Ripeterò ciò che ho detto.
Far diventare una città una stagione è come indossare occhiali da sole dentro un vulcano.
In 2007 or thereabouts, I ran into Detroit poet Chris Tysh on W. 26th Street in Chelsea. It must have been Saturday. Simultaneously, we were hailed (as it were) by the poet George Quasha, who invited us in to the White Box Gallery to take part in a video project he was making. In another version of this story, I must have been contacted by Quasha, who invited me to the gallery, and I arrived at the same time as Chris Tysh. In a third version of the story, Carla Harryman was also present, to be hailed or invited by George Quasha.
In any case, Quasha asked me to compose myself, face a video camera and speak in whatever manner I chose, at whatever length I might, to the topic “Poetry is . . . .” After giving it some thought I did so. Carla Harryman likewise spoke to the question. Chris Tysh composed herself and spoke, while I remained at a respectful distance, not wanting to interfere. Kristin Prevallet may also have been there, composed herself, and likewise spoke.
Later, I wrote George Quasha about whether the project had come to fruition. He answered in inspecific terms. From that time forward I heard nothing more until, clicking on a Google link to an rss feed site called Tumblr, I came across evidence that the work existed and that I was in it, along with almost anyone else who might have an answer to that question. The resulting video is a compilation of some interest that just might speak to what “poetry is . . . .”
The video has been out for about one week. My segment can be found at 34:45.
A direct citation of my poem “Complete Thought,” without permission or credit (by “permission” I mean some form of notice or request) could be found (until I posted the link), at: http://withhiddennoise.net. It has since disappeared; I would be happy to have the poem online, but just with some credit and communication.

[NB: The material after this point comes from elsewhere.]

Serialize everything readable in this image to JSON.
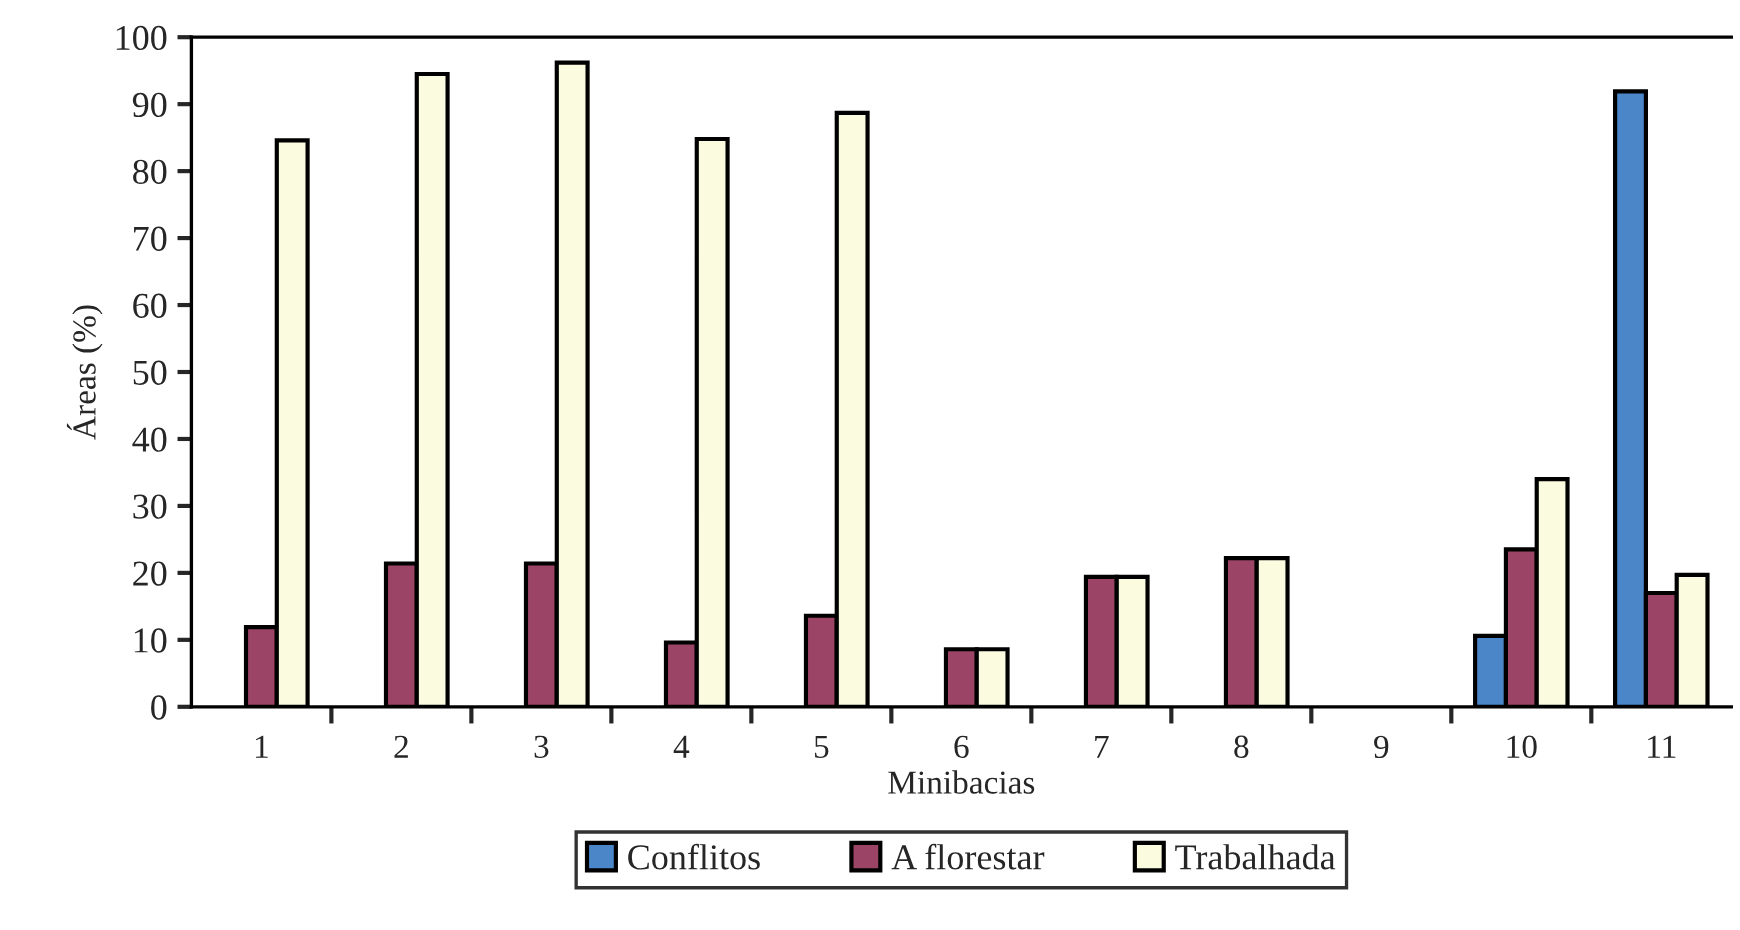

A direct citation with permission (accompanying translation into Dutch in the print journal Parmentier):
The second meets the “alterity” test of my previous post. In the first instance, it was not clear whether this was an extract or the whole poem (twenty-five of fifty sections were printed), nor where the complete poem could be obtained. There are also at least two parodic rewrites of “Complete Thought”: one by Lisa Jarnot, “Complete Hog,” Night Scenes (Flood Editions, 2008); and a second in an ephemeral chapbook which I will post when I find it.